I have always felt that this project is a unique one. A trend-setter to some degree. This includes the various experiments involving licensing, support, and monetization. After this long journey, one thing is now clear — I want the free open source software community to be involved in the development of Fine Uploader and Modern Uploader. Libraries like this shouldn’t be developed in a vacuum. Dissenting opinions are important. Alternate points of view are critical. Together, we can all build something amazing, a library that can elegantly address a wide variety of workflows and problems while being flexible without getting in the way and becoming a nuisance. I’m happy to continue to organize the effort and remain one of the primary voices in the development of Fine Uploader, and Widen is happy to continue to sponsor the project and the community to ensure the needed resources are available to make all of this a reality.

But why should Fine Uploader grow? What is left to do other than develop more features and fix more bugs? What is the next step? All of the frustration, the late nights, the endless hours — this can’t all have been just to turn a buck and make it easier to send ones and zeros from a browser to a server. There must be a greater purpose. There must be some other reason why I have made it to this point. I wondered about this on and off for some time, and the ultimate goal of Fine Uploader revealed itself to me very recently.

In addition to sponsoring and helping to maintain groundbreaking open source libraries, I, and the rest of the team at Widen, want to make a profound difference in the open source community. We want to venture off the beaten path and be good citizens. We want to disrupt open source by changing the rules and make it more appealing to new developers, and even experienced developers who have been too shy to venture into the harsh world of pull requests. All the codes of conduct in the world don’t make it easier for the vast majority of developers and aspiring developers to take a leap and make an attempt to contribute to open source. What is really needed isn’t a markdown document with rules that no one reads. Instead, we need a place where developers know they can feel comfortable contributing back to the FOSS movement. We want Fine Uploader, Modern Uploader, and all of the other projects that Widen oversees to be places where this can happen. If you’re a developer who has been apprehensive about being part of open source, please know that we want you to participate, and will do everything we can to make your efforts worthwhile and your next contribution even better.

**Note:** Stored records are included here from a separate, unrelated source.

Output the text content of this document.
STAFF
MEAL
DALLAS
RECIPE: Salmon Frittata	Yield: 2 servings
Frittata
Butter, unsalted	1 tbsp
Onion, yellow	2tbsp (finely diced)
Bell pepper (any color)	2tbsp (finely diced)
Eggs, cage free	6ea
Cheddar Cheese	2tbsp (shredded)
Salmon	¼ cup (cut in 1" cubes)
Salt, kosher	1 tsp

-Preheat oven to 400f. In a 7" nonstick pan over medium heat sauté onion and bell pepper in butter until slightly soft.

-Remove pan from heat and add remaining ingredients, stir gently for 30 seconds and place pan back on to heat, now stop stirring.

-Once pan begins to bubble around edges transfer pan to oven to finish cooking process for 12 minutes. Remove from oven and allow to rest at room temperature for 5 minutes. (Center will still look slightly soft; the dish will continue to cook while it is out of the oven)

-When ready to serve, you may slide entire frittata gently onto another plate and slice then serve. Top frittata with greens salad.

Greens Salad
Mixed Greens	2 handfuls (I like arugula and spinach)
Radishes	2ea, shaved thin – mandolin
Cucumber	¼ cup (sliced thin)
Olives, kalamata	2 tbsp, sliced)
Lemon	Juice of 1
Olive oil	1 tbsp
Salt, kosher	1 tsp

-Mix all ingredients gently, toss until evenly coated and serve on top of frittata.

If you’d like to contribute to Fine Uploader, Modern Uploader, any of the projects in the FineUploader GitHub organization, or even in the Widen organization, please do. Whether it be a fix for a typo, an enhanced README, a bug report, a feature request, a bug fix, code for a new feature, a better logo or website, or even a thoughtful discussion, we’d love to have your help and input, and we hope that the experience can be mutually beneficial. There aren’t enough people willing to give their time to improve and maintain the countless valuable software libraries that we all rely on every day, and we’d like to change that. Please help make open source a more tolerant community where developers are free to give of themselves without fear and anxiety.